Он впился в ее губы, словно намереваясь поглотить целиком, но природная чувственность Мойры откликнулась на это не просто с пассивной податливостью. Высвободив руки из-под его опеки, она обхватила Аддиса за шею, прижимаясь к нему всем телом. Их языки и губы встретились в соперничестве, продолжая спор в безмолвной борьбе, отказываясь подчиниться. От страсти по коже пробежали мурашки, потяжелело в животе, в бедрах почувствовалась заметная дрожь. Ее рассудок помутнел, не воспринимая ничего, кроме ощущения происходящего и реальности этого мужчины, живого и невредимого. Их обоюдная страсть взметнулась до вершин дикого напряжения и затем медленно спустилась в туманную тихую долину взаимопонимания.
Мойра обнаружила, что опустила голову ему на грудь, ее руки, словно живущие своей независимой жизнью, обнимали его тело, а губы Аддиса нежно прижались к ее виску.
— Попробуй только еще раз предложить ему свою жизнь или выкинуть нечто подобное, и я задушу тебя собственными руками, — прошептала она.
Он тихо рассмеялся.
— Я же говорил, ты опасная женщина, — он мягко отстранил ее от себя. — Нам нужно трогаться в путь, Мойра.
Ей совершенно не хотелось оставлять его объятия и лишаться короткого безмолвного ощущения единения дружбы и страсти. Преодолев себя, она неохотно отодвинулась от него и усилием воли привела эмоции в относительный порядок.
— Ты… вы знаете, где находится деревня Уитли?
— Да, совсем рядом с границей соседнего доминиканского аббатства. Там живет много наших людей.

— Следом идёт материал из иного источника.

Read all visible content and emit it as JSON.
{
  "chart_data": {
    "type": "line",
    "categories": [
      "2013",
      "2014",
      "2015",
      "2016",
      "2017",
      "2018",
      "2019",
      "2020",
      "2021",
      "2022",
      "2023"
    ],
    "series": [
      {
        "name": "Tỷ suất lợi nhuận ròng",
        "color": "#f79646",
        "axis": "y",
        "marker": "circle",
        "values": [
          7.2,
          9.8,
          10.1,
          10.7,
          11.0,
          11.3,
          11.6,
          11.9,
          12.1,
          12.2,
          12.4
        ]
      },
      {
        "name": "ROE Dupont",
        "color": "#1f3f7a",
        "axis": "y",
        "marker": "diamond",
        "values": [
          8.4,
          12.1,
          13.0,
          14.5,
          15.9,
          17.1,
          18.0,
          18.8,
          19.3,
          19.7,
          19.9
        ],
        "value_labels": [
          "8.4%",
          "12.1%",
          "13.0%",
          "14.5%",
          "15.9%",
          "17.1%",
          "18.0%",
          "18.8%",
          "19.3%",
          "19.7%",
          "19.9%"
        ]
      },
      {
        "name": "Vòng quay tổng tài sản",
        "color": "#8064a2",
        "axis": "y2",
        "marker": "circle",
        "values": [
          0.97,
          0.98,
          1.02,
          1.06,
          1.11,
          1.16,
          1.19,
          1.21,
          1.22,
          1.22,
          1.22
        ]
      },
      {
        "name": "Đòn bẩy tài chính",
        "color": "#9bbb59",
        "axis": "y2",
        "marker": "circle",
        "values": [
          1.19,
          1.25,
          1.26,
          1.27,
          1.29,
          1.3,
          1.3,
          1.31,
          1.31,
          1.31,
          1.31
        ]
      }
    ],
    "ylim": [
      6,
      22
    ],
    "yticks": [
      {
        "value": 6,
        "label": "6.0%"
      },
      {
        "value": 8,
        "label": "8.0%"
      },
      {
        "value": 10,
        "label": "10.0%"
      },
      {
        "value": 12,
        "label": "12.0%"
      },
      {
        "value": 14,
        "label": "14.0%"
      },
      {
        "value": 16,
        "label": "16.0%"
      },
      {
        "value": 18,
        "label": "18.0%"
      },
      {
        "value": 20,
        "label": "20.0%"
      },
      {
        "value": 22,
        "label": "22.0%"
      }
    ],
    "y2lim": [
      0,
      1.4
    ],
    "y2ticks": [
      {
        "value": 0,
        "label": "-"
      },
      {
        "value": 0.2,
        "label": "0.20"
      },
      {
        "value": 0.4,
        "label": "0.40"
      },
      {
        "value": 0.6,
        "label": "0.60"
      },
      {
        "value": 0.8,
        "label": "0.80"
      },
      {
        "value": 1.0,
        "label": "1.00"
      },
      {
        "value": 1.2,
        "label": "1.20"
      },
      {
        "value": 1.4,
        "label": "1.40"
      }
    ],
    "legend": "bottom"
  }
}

Она сообщила ему о совете, который дал сэр Ричард. Аддис кивнул.
— Ричард был управляющим в замке моего отца. Если кому-то в Барроуборо и можно доверять, так это ему. И если Саймон решит отправиться в погоню за нами, он не отважится напасть на деревню аббатства, потому что поднимется слишком большой шум, — Аддис бросил взгляд на повозку. — Это придется бросить тут, с ней мы будем двигаться слишком медленно. Так что давай, бери то, что тебе необходимо, а позже мы пошлем кого-нибудь, чтобы он забрал остальное.
Нырнув в гущу деревьев, она разыскала спрятанную в подлеске корзину для шитья. Из сундука на повозке она достала несколько чистых наголовных покрывал и нижних сорочек и переложила в корзину. Он сел в седло, взял у нее корзину и снова протянул руку, чтобы помочь ей. Устроившись на коне у Аддиса за спиной, она повесила корзину на руку. Корзина мешала держаться, и когда конь тронулся, Мойре пришлось прилагать немало усилий, чтобы не упасть.
Аддис выбрал тропу, которая вела на юг, к дороге, и вскоре подстегнул коня, чтобы тот двигался быстрее. Она смотрела на крепкую спину перед собой и понимала, что, позволив ему поцеловать себя, совершила очередную ошибку, усложнившую и без того непростую ситуацию.
Не позволяй эмоциям брать верх над разумом! — корила она себя за очередную глупость. Вспомни, кто он и кем скоро станет, и что должно случиться через несколько месяцев. Представь его на той лестнице в Барроуборо и никогда не забывай, что это означает. Когда-нибудь он обязательно взойдет на нее, и рядом с ним будет находиться новая Клер. Несмотря на проявления страсти, которую он сейчас к ней испытывает, не стоит обманываться на этот счет — страсть является результатом опасности, близости и удобства, вот и все. Так что не стоит строить иллюзий.
Мойра продолжала бранить себя, приводя все новые и новые доводы, здравомыслие заставляло ее яснее смотреть на печальную реальность. Она совсем запуталась, ее не покидало ощущение эмоциональной обнаженности, и она радовалась тому, что, по крайней мере, ближайшие несколько часов ей не придется с ним разговаривать и даже смотреть ему прямо в глаза.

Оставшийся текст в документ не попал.